Noi ingabbiati in digiuni non scelti, frutto di  prescrizioni necessarie.

Noi figli del globale che al “mostro” ha offerto il  viaggio dall’oriente.

Noi che ora, al mostro, diciamo persino grazie perché, facendo appello al senso di responsabilità e alla coscienza individuale, restiamo in casa e, al tepore del focolare domestico, rafforziamo la nostra geografia degli affetti.

Noi che non cantiamo più nei cori delle chiese, noi che non spingiamo più alle code, e per un caffè, un  aperitivo o una pizza tra amici “misuriamo il metro”.

Noi “gente semplice di  un paese in guerra, che il pericolo modifica e semplifica gli approcci”.

Noi che epidemia, pandemia, contagio ci riportano indietro nel tempo e nella storia, riaccendendo ansie antiche.

Noi che da par nostro, ci sosterremo con clemenza ed efficienza.

Noi che ritorneremo presto a riempire cinema, teatri, aziende e torneremo ad affollare le nostre piazze a festa per ritrovare il gesto automatico di una stretta di mano, l’affetto gioioso e consolatorio di un abbraccio.
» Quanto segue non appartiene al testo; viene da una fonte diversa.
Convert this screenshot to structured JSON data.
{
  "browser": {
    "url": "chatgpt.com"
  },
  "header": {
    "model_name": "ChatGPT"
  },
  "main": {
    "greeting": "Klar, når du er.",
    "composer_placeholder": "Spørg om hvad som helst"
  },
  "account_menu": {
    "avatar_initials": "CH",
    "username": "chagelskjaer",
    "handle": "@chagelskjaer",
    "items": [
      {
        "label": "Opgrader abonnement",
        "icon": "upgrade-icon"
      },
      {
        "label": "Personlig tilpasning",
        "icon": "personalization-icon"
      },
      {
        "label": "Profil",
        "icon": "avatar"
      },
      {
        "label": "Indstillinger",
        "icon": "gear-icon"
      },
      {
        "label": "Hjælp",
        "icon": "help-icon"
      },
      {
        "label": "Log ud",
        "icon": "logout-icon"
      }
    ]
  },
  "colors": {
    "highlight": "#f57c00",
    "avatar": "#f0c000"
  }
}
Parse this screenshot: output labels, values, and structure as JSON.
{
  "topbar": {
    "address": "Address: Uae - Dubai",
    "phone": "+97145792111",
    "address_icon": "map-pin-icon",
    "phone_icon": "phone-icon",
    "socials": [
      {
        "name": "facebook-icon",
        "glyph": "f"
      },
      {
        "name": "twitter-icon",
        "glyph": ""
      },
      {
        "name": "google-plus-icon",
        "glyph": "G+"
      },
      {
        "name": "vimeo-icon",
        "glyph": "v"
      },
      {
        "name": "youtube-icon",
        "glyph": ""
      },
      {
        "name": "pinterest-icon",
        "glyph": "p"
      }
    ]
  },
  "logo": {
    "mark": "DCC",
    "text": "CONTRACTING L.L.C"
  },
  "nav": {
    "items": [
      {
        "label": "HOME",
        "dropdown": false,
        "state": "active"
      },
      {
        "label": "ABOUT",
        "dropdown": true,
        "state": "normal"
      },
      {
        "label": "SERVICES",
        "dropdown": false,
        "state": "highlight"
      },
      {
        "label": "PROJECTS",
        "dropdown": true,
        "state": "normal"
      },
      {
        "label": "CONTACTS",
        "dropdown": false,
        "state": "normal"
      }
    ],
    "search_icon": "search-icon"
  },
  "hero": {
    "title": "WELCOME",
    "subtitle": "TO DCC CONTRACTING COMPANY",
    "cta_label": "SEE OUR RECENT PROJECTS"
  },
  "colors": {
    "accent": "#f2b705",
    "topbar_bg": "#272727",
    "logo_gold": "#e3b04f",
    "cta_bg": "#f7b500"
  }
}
Noi che riguarderemo presto con stupore all’azzurro del nostro splendido mare.

Noi che il futuro non sarà più quello di una volta, e della paura di oggi faremo la forza di domani.

Noi che presto torneremo a ridere, a sorridere.

Noi che purtroppo, anche in un momento così delicato, Avellino con la sua movida, lo scorso weekend, riesce a distinguersi per superficialità d’approccio: c’è timore d’esser contagiati ma non la consapevolezza di poter essere veicolo di contagio.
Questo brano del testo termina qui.